TORONTO, ON – If the Liberal government passes its budget omnibus bill, Hydro One will no longer be public and we won’t even be able to learn details of its sale, according to two prominent legal experts. In fact, the sale won’t even produce promised revenue for infrastructure.
“In short, Bill 91 doesn’t do what we’ve been told. It ends public accountability and regulation of Hydro One and even exempts the company from Freedom of Information requests retroactively, so we’ll never know the details of the sale,” said Fred Hahn, president of the Canadian Union of Public Employees (CUPE) Ontario, at a Queen’s Park press conference today.
“Public control of Hydro One is effectively abandoned,” says the legal opinion by Darrell Brown of Sack Goldblatt Mitchell, LLP, released by CUPE Ontario. “Regulatory oversight of Hydro One will be significantly curtailed.”

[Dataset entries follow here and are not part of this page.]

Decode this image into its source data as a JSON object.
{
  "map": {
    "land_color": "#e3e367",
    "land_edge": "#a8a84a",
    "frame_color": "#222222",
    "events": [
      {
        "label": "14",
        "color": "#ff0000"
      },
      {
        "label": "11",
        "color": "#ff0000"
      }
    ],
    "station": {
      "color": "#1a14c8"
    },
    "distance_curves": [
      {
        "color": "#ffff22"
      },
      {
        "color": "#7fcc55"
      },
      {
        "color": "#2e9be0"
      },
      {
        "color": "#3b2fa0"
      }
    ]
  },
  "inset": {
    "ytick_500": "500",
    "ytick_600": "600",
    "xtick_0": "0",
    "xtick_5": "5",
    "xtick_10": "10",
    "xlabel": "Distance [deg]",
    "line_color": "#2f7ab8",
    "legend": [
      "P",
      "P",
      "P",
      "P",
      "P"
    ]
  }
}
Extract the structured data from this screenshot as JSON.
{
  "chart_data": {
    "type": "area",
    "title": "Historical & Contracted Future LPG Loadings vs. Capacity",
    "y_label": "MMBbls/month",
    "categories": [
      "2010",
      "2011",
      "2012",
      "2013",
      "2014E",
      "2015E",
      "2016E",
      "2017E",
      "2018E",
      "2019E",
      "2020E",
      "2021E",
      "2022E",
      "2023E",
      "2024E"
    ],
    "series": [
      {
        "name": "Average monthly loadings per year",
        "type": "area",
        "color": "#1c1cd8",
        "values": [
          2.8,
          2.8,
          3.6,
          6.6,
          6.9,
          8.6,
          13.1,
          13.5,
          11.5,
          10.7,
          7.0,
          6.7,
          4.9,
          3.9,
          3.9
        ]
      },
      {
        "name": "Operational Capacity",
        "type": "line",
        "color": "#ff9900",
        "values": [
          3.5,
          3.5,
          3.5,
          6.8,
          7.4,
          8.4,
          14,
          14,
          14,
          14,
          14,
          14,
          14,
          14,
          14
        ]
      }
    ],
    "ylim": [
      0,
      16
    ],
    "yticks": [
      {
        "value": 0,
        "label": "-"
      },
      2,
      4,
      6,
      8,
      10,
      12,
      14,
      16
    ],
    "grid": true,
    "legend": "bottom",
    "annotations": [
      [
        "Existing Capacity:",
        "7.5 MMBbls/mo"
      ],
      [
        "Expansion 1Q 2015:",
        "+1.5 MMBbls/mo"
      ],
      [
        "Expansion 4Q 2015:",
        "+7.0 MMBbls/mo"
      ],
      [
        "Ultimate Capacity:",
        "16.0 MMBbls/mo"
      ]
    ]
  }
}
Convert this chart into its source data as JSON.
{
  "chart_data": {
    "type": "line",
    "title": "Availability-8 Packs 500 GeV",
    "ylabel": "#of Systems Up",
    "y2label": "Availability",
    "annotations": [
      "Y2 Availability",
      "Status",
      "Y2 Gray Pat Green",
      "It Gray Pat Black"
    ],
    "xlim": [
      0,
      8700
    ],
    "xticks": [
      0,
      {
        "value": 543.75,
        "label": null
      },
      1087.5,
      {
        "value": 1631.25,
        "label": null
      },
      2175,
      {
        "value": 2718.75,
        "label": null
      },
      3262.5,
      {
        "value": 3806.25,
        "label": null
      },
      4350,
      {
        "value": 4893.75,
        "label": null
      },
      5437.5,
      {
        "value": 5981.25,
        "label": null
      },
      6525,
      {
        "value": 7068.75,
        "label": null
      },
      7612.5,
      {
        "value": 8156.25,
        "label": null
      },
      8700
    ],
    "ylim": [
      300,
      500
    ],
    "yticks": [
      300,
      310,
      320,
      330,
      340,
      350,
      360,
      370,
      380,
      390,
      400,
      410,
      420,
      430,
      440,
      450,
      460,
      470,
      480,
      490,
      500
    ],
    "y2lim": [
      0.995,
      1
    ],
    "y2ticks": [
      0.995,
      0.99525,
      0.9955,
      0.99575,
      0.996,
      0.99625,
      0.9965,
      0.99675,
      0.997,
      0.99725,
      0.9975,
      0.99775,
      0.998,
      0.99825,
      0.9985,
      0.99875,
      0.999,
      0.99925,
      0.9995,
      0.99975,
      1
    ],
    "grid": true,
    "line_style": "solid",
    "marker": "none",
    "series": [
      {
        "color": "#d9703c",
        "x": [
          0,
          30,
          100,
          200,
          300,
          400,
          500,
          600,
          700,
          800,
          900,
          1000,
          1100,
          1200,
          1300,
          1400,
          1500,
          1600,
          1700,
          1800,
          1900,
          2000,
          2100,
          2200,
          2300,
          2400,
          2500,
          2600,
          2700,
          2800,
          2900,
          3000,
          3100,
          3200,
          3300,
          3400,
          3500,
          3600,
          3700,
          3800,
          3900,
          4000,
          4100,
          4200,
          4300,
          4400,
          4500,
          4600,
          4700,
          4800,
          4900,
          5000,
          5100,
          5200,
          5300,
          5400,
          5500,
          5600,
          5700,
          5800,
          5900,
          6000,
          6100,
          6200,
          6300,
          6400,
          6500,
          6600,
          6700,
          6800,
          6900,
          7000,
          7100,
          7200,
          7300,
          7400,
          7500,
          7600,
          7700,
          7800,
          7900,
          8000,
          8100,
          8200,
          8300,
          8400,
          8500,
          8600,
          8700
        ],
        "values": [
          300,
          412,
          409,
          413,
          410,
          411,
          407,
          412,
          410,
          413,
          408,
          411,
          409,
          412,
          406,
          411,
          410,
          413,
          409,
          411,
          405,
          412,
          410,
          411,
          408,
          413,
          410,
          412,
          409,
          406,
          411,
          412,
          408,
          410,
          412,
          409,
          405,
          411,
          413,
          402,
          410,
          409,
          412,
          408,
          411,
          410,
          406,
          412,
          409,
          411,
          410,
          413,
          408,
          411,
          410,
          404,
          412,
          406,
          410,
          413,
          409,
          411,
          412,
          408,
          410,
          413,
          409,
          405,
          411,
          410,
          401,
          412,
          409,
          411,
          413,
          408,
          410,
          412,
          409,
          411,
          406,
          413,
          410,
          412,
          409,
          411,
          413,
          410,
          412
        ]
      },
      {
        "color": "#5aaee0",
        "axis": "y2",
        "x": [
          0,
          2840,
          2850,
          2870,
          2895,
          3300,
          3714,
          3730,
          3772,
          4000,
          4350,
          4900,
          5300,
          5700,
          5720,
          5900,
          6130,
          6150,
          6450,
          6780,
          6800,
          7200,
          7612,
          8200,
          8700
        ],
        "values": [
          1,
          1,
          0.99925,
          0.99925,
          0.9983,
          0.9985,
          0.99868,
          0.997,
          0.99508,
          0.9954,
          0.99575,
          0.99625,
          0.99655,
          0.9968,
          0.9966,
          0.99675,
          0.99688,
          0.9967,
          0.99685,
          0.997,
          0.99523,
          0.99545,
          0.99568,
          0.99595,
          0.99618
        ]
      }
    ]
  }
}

More than that, the bill makes clear there is no guarantee the government’s ownership share will remain at the 40 percent lever promised by the Wynne government. In fact, it anticipates government ownership falling below 10 percent.
“It does not state explicitly that the share percentage should be maintained at 40 percent…In fact, the amendment explicitly recognizes the possibility that the government interest can be diluted,” the report says. If government ownership falls below 10 percent, amendments in Bill 91 mean the government “is precluded from trying to recover the ‘public control’ it has lost.”
Even the Liberal government’s key claim that the sale will generate a few billion dollars in revenue to spend on infrastructure is dubious.
The Electricity Act had required proceeds from any sale of Hydro One to be paid to the Ontario Hydro Financial Corporation to pay down the company’s debt. Bill 91 instead diverts proceeds to the Consolidated Revenue Fund, but if the government were to spend the money on infrastructure, they would have to pay or forgive an equivalent amount of debt. In other words, borrowing or transferring debt to the province.
The budget omnibus bill also ends Hydro One’s requirement to disclose salary information, removes the company from the government’s executive compensation cap and allows the company to begin paying professional lobbyists.
“If this plan succeeds, we’ll lose a vital public asset that’s the backbone of our economy – something our parents and grandparents build and that we own together. Selling Hydro One makes no economic sense, clearly no moral sense, and we will use every option available to stop the sale,” said Hahn.